Alex Wiley – Tangerine Dream

Im Grund genommen vermischt Alex Wiley auf den zehn Anspieleren seines Mixtapes „Tangerin Dream“ den nachdenklichen Kendrick mit dem emotionalen Drake von vor fünf Jahren und versucht gelegentlich zeitgeistige Dancehall-Voicing sowie Future/Young Thug-Delivery einzustreue – auch Lil Uzi scheint ihm ein paar Ideen im Stimmeneinsatz geliefert zu haben. Das funktioniert manchmal hervorragend, wie auf dem unberechenbaren Jazz-Cloud „Quest“ oder dem mystischen Folk-Trap“Games“, mal weniger beeindruckend wie auf dem experimentierfreudig-gedachten, aber doch eher konfusem Orgel-Halftime-Hyphy „That’s A Rule“, das sich einfach zu sehr bemüht, wie ein Leftover von „TPAB“ zu klingen. „Tangerin Dream“ bezieht sich übrigens tatsächlich auf die deutsche Krautrock-Band, verzichtet (leider) allerdings vollkommen, dies auch musikalisch zu veräußern. Insgesamt kann der Chicagoer aber durch flexible Perfromance und stilsicheres Songwriting eine überzeugende halbe Stunde abliefern und sich immerhin für die nächsten sieben Tage einen Platz in der Mediathek erkämpfen.

05

Bumm Clack Records – MUC2PDX Beat Tape

Das Wesen der kostenlosen Beat-Tapes aus dem WWW ist im Prinzip sehr bedauerlich, da sich selten kaum merkliche Unterschiede im Anspruch festmachen lassen.

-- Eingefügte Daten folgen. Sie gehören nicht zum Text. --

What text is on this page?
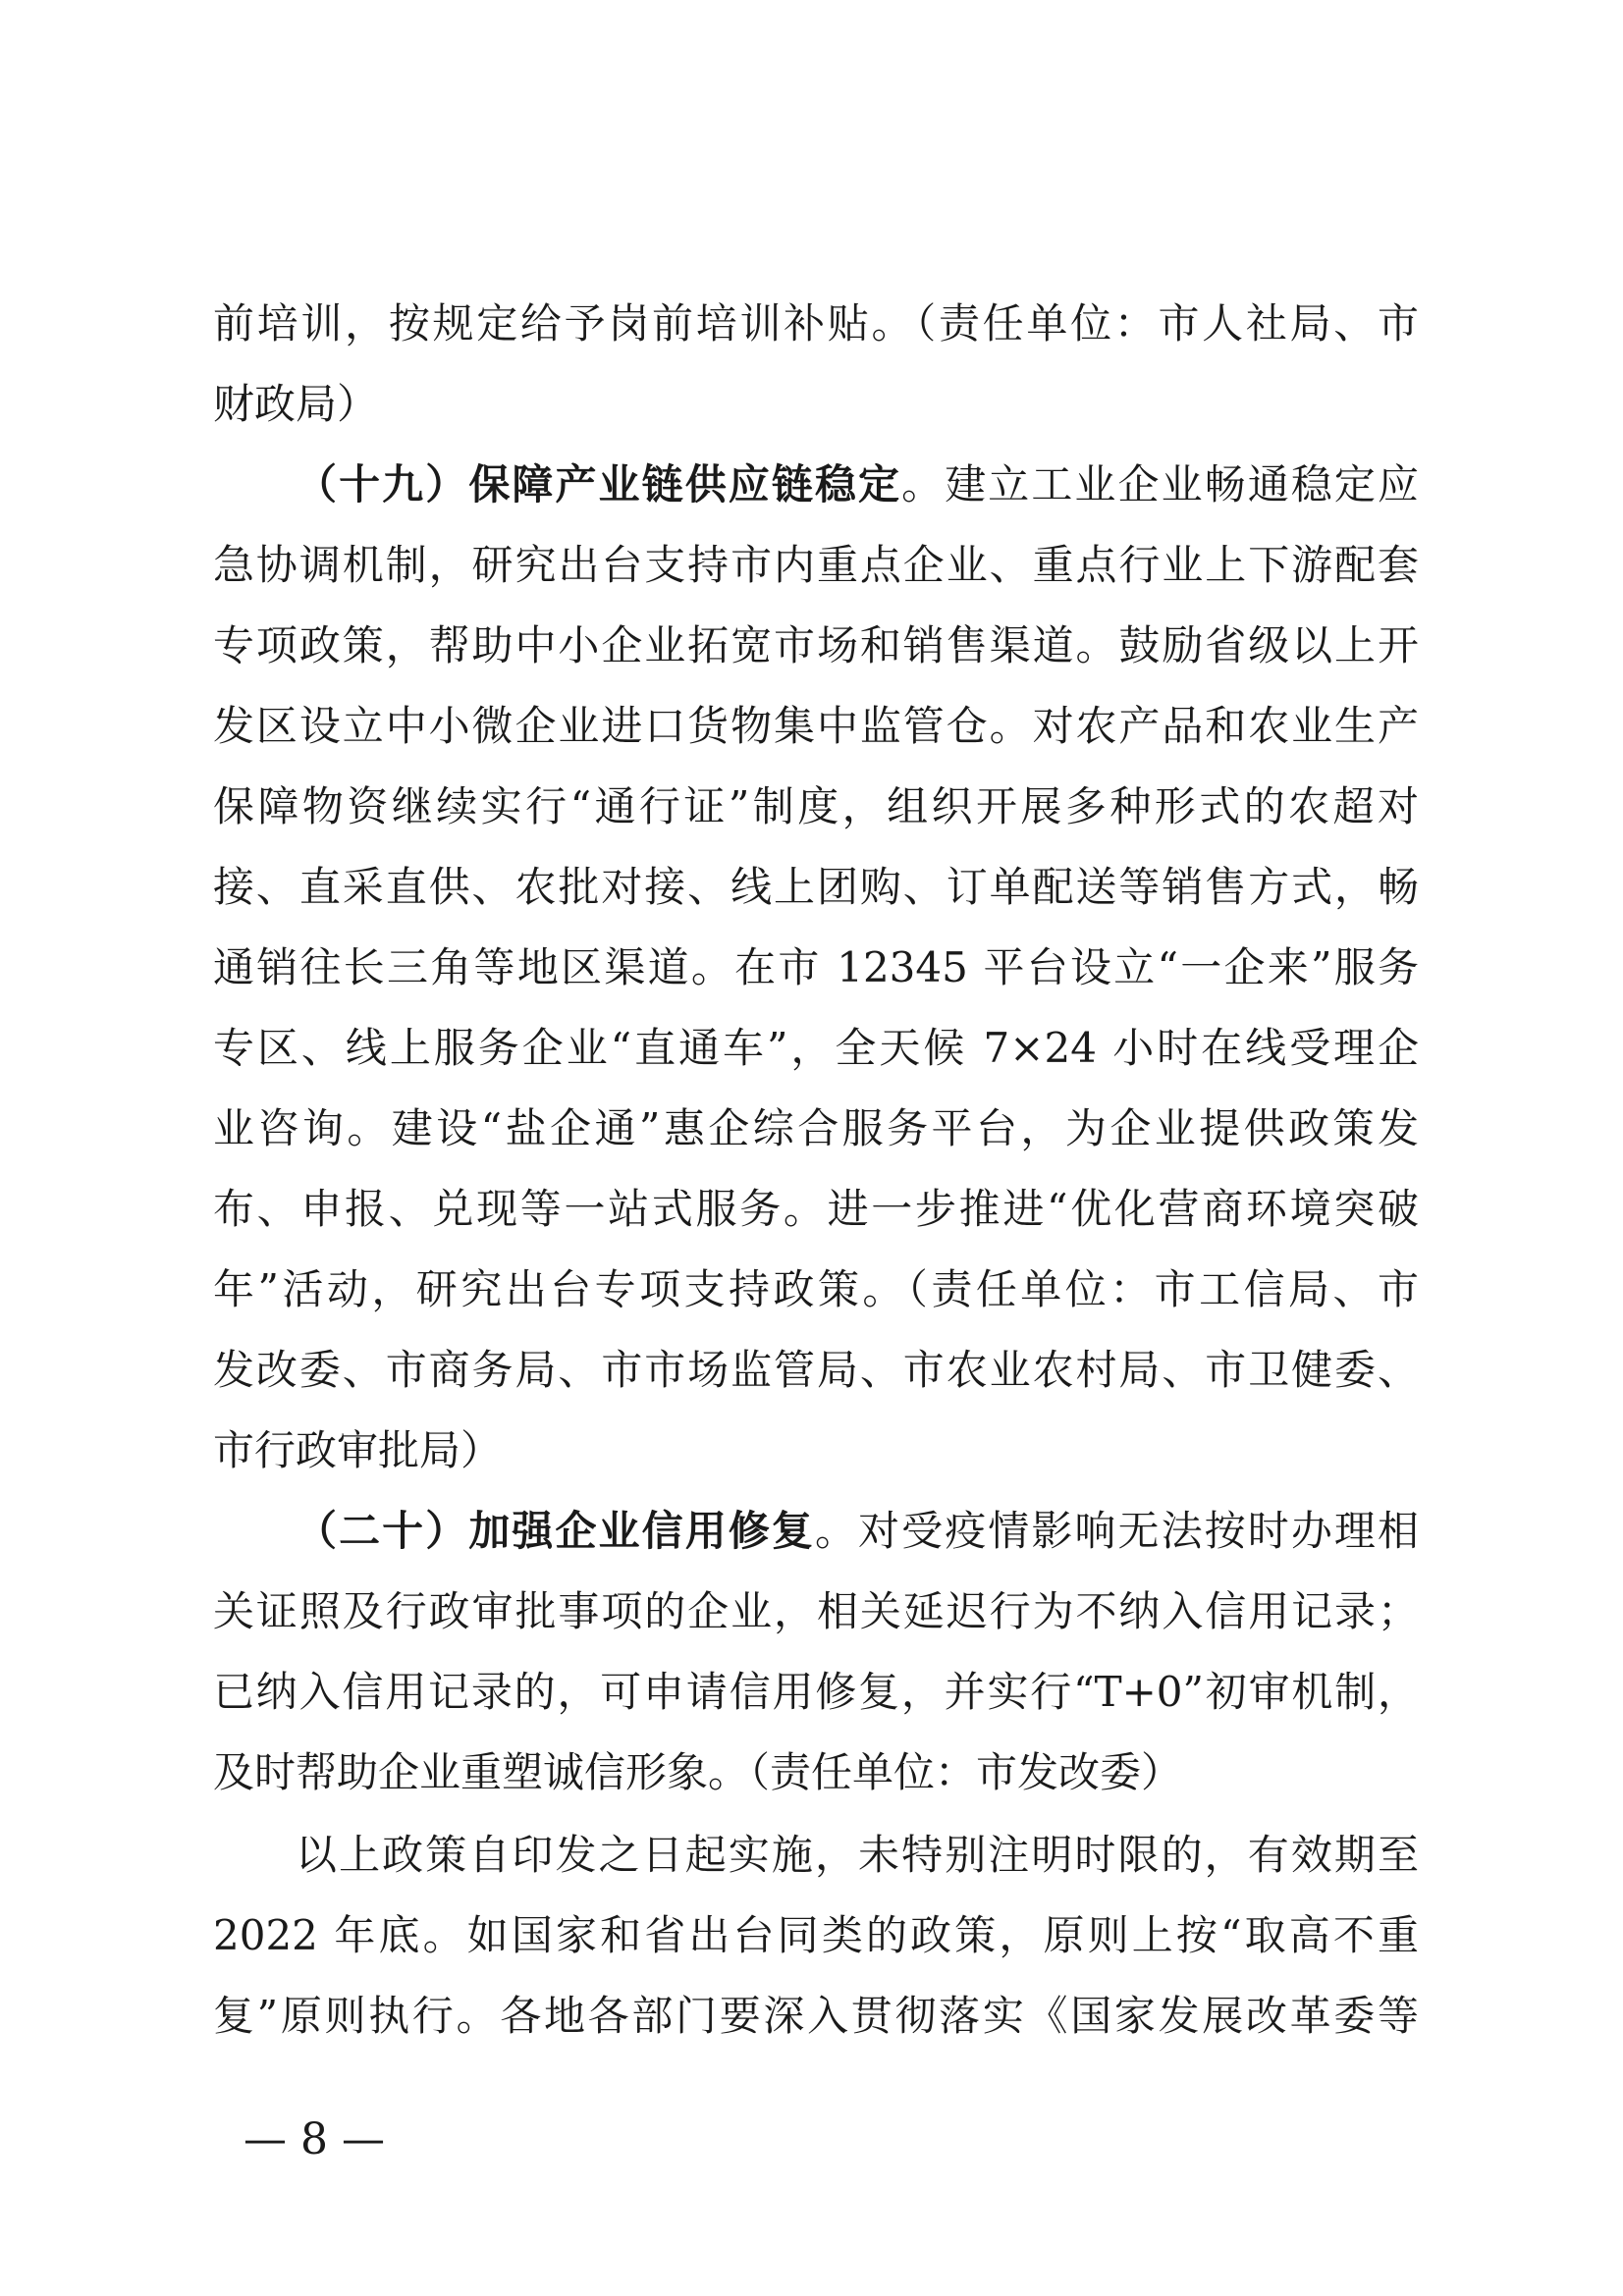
前培训，按规定给予岗前培训补贴。（责任单位：市人社局、市
财政局）
（十九）保障产业链供应链稳定。建立工业企业畅通稳定应
急协调机制，研究出台支持市内重点企业、重点行业上下游配套
专项政策，帮助中小企业拓宽市场和销售渠道。鼓励省级以上开
发区设立中小微企业进口货物集中监管仓。对农产品和农业生产
保障物资继续实行“通行证”制度，组织开展多种形式的农超对
接、直采直供、农批对接、线上团购、订单配送等销售方式，畅
通销往长三角等地区渠道。在市 12345 平台设立“一企来”服务
专区、线上服务企业“直通车”，全天候 7×24 小时在线受理企
业咨询。建设“盐企通”惠企综合服务平台，为企业提供政策发
布、申报、兑现等一站式服务。进一步推进“优化营商环境突破
年”活动，研究出台专项支持政策。（责任单位：市工信局、市
发改委、市商务局、市市场监管局、市农业农村局、市卫健委、
市行政审批局）
（二十）加强企业信用修复。对受疫情影响无法按时办理相
关证照及行政审批事项的企业，相关延迟行为不纳入信用记录；
已纳入信用记录的，可申请信用修复，并实行“T+0”初审机制，
及时帮助企业重塑诚信形象。（责任单位：市发改委）
以上政策自印发之日起实施，未特别注明时限的，有效期至
2022 年底。如国家和省出台同类的政策，原则上按“取高不重
复”原则执行。各地各部门要深入贯彻落实《国家发展改革委等
— 8 —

Jeder zweite Bedroom-Producer dieser Tage, schwankt wahlweise zwischen Pseudo-DJ-Shadow-Gestiken und raw-gemeinten Kellerkind-Kladderadatsch. Das Bumm Clack-Kollektiv versucht diesem Klischee entgegen zu wirken, in dem es Münchner Realkeeper-Rap ohne Rap mit Portland-Hipster-Handhabe kombinieren möchte. Das „MUC2PDX Beat Tape“ wagt allerdings nicht den Schritt, diese Musikstile zu vermischen, sondern lässt es einfach separat in zwei Spielhäften passieren. Auch wenn die experimentierfreudige „Hipster“-Seite aus allerlei Sound-Spielkinderrei und auch die traditionalistische „HipHop“-Seite mit nostalgischem MPC-Mindstate jeweils für sich genommen, durchaus geschmackvolle Veranstaltungen sind, hinterlässt diese geringfügige Risikobereitschaft in der Kombi einen eher durchwachsenen Eindruck. Allerdings sei fairer Weise festgehalten, dass es auch durchaus langweiligere VÖs dieser Sparte gibt.